Уильям смутился и попробовал вернуть все на место, но она схватила его за запястье.
– Не видела ничего подобного! – воскликнула она в восторге. – Это здорово! Ты сам сделал так?
– Нет, – грустно ответил Уильям.
– Врун! – возразила Элли.
– Слушай, Элли, – начал он. – Учитель назвал ирисы Благами, которые даны Создателями, и сказал, что я не могу забрать их домой, потому что… они должны быть в Парке, то есть в Лесу. Скажи, ведь ты, наверно, тоже дана Создателями? Я не могу забрать тебя отсюда?
– Что это вообще за создатели? – скучающим голосом спросила Элли.
– Ты не знаешь, кто такие Создатели? Они же создали Корабль! Они – творцы!
– А я всегда думала, что это деревья, – ответила она, пожав плечами.
– Какие деревья?
– Все деревья, – она махнула рукой.
– Что это значит? – переспросил сбитый с толку Уильям.
– Ничего, – откликнулась Элли. – Это все – мои выдумки. И они тоже любят все выдумывать. И они думают, что если они умеют выдумывать, то никто-никто больше не умеет. А я умею. И ты умеешь. Ты же врун – забыл?
– Я не понимаю, – проворчал Уильям. – Учитель сказал, что цветы Парка – это Блага, которые Создатели…
– Но они же совсем ничего не знают об этих цветах! – воскликнула Элли. – И обо мне никто из них не знает, я говорила! Я же следила за ними только издалека. Они меня точно не видели. Откуда им знать, что я – бла… Я не благо! Я – Элли!
– Я тоже тебя не видел, – заметил Уильям. – Но ты сама позвала меня по имени.
– Если бы я тебя не звала, ты бы тоже меня не нашел, – хихикнула Элли.
Она остановилась у просвета между стволами, ведущего к их поляне, и странно поглядела на Уильяма.
– Ты можешь навещать нас здесь, – сказала она, – разве этого мало?
С этими словами девочка потупила свои изумрудные глаза.
– Знаешь что! – заявил хитрый Уильям. – Я ничего не расскажу учителю! И никому не расскажу!
Тут же она схватила его за плечи.
– Обещай мне, – твердо сказала она.
– Конечно, – с радостью ответил Уильям. – И про тебя тоже нельзя? Мне кажется, они о тебе все-таки знают, но не говорят.
– Глупый! Нет! И не рассказывай!
– А почему нет? Они будут завидовать?
– Они… – завелась было Элли, но потом неожиданно легко отступила. – Да, да, верно. Будут завидовать. Не говори.
– Ну и не буду, – весело помотал головой мальчик.

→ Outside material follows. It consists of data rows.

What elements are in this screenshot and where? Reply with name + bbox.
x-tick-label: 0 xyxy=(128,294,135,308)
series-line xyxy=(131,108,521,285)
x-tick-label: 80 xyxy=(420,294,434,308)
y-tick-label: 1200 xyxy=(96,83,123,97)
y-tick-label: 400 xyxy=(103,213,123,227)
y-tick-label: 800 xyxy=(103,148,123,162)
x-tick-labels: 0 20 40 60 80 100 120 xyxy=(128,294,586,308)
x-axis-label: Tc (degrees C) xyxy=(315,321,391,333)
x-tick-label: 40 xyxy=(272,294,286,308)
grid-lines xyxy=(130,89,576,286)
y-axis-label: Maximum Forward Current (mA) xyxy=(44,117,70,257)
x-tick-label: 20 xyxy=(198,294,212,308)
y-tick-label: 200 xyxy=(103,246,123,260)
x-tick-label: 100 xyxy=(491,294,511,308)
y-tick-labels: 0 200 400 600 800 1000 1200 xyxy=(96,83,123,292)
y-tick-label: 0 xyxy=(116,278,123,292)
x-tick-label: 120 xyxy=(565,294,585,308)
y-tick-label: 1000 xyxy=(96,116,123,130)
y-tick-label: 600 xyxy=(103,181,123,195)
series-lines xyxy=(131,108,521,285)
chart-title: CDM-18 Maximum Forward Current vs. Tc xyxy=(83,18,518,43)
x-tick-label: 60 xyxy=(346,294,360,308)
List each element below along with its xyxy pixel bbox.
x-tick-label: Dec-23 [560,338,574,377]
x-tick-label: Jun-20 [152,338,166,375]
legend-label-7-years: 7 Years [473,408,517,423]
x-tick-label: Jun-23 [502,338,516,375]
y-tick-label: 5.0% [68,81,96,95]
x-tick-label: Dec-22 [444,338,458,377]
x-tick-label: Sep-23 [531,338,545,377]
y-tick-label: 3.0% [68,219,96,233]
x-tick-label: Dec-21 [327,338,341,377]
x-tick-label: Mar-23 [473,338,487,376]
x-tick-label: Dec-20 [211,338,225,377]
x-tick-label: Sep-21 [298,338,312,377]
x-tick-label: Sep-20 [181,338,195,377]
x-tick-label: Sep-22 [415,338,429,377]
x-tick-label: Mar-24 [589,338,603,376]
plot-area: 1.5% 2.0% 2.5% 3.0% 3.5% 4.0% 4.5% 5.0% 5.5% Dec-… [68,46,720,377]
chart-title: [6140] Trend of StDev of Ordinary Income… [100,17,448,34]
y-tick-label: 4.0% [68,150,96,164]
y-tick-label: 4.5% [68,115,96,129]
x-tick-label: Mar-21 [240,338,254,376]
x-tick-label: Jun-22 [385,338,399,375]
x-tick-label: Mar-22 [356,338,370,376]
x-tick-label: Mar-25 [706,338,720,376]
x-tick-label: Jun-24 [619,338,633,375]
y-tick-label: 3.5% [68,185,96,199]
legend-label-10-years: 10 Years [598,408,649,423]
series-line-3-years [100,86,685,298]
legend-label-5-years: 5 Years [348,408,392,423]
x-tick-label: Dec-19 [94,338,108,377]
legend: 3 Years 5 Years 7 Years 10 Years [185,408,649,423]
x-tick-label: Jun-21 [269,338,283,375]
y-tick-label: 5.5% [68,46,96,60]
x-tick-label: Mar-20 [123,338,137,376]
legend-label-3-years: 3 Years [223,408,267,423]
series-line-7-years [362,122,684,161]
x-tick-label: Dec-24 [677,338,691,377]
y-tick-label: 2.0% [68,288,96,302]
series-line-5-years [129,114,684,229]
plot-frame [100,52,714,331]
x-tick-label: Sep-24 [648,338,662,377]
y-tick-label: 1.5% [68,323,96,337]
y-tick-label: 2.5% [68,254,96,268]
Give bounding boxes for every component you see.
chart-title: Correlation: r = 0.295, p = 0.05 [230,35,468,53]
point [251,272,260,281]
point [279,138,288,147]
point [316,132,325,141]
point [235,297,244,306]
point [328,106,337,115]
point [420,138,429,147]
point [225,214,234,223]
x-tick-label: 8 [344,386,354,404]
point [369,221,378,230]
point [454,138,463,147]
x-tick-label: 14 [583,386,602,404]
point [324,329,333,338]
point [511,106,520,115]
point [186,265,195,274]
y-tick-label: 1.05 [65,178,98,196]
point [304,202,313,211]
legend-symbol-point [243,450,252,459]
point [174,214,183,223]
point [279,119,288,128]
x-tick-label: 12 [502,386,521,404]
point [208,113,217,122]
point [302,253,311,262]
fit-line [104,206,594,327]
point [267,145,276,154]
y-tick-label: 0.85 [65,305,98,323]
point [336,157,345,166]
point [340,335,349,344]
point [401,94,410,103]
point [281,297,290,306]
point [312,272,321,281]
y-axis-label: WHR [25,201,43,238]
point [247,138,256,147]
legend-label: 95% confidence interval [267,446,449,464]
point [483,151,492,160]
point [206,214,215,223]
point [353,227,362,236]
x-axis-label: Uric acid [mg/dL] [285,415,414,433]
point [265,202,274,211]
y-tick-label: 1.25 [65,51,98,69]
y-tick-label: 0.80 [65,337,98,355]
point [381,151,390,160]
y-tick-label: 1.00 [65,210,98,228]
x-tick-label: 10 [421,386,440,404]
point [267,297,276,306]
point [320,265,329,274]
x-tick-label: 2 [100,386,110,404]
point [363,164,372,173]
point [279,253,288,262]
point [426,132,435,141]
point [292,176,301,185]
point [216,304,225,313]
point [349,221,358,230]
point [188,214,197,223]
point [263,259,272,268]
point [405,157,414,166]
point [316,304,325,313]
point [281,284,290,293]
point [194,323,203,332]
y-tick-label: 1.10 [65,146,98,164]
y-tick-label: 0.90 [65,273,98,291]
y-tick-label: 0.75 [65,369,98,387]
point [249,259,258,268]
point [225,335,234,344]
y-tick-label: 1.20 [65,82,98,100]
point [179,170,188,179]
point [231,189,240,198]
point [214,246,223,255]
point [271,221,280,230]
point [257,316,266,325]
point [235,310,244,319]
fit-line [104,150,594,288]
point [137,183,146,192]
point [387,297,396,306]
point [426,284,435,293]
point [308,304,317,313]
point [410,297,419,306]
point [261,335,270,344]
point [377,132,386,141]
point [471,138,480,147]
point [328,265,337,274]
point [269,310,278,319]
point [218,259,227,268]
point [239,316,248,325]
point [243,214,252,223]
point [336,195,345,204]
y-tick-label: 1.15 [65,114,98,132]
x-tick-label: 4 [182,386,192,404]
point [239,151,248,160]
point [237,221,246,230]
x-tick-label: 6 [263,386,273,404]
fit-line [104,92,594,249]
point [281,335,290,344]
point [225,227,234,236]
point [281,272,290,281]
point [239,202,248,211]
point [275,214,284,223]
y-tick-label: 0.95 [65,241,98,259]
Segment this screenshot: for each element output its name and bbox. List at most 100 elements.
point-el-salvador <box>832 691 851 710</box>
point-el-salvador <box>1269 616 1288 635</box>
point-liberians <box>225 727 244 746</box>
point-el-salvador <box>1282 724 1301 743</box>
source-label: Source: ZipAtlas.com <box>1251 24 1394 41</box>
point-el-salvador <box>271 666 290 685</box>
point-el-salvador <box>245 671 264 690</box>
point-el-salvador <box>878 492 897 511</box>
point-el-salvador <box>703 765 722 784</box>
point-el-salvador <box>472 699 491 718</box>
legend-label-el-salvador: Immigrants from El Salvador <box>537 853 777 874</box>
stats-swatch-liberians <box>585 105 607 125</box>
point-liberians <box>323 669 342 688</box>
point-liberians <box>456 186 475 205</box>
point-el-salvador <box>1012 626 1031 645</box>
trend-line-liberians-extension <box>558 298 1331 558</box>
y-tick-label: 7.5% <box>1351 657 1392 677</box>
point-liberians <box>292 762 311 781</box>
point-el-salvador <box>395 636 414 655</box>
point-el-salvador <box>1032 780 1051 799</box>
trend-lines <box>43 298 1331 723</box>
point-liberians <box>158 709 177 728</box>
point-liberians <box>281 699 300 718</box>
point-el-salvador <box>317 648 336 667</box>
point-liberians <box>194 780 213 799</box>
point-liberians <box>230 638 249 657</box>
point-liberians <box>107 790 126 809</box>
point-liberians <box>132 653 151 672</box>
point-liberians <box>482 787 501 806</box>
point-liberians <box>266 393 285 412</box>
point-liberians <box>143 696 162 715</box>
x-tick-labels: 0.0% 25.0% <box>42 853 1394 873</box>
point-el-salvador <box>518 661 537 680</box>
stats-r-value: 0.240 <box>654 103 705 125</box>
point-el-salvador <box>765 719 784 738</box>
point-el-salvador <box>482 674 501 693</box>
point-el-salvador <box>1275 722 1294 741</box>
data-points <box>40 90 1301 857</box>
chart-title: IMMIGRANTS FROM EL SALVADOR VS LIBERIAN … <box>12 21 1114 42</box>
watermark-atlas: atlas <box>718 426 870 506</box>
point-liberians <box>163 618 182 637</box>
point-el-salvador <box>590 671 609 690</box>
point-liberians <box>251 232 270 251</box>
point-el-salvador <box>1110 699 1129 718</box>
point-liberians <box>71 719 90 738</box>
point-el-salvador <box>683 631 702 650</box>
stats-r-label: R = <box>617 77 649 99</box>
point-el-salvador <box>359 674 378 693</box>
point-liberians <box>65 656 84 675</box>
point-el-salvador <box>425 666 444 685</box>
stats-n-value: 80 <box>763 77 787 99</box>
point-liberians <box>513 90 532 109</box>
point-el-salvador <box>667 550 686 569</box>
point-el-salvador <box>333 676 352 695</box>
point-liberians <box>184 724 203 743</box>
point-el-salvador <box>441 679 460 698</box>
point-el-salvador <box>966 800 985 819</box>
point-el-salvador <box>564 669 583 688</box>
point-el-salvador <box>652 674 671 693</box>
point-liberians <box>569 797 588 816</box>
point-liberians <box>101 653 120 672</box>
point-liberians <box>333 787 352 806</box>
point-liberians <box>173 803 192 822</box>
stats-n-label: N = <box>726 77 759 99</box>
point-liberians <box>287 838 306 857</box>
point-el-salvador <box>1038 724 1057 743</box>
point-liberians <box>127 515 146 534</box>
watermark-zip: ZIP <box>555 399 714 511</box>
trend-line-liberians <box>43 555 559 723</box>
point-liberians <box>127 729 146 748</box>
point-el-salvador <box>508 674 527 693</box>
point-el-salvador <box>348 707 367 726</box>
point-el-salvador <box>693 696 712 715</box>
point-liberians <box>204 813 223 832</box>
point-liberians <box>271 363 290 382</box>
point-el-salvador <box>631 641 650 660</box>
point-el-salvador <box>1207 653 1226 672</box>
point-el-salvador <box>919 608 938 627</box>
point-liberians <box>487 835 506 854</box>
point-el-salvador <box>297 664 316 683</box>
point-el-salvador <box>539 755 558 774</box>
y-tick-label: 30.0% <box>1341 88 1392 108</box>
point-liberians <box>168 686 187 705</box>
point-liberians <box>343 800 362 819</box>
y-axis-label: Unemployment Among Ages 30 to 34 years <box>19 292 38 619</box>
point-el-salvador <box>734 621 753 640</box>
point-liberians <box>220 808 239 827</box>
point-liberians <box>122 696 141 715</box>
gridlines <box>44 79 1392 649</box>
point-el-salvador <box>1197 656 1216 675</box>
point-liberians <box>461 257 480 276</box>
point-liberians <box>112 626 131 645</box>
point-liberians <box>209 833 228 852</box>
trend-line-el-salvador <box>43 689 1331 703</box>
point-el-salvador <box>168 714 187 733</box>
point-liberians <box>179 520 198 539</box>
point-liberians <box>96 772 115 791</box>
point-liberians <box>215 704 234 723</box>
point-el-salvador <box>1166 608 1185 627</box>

Они долго сидели, раскинув ноги, прямо на пригорке. Откуда-то набежали вверху маленькие пухлые облака, и Элли с упоением разглядывала их, не говоря ни слова. Уильям возбужденно посапывал и вертел головой – ему после трех дней неподвижности не терпелось встать и так же побегать вокруг.
– Почему мы не уходим дальше? – спросил он.
– Я никуда не хочу идти, – ответила Элли, чеша лопатки.
– Ты, наверно, все-таки обиделась?
– Нет, почему ты так решил? – удивилась девочка. – Мне просто хочется побыть немного здесь.
И она прикрыла глаза и заулыбалась солнцу.
– Я ведь не могу забрать тебя? – повторил Уильям.
– Зачем? – спросила Элли, не открывая глаз.
– Чтобы показать палубу, – задумчиво ответил мальчик. – Там немного скучно, это верно, но там есть фонари, и витрины, и крыши, и столько блестящих окон! И цветы там тоже есть – ненастоящие, но тебе понравятся, я уверен!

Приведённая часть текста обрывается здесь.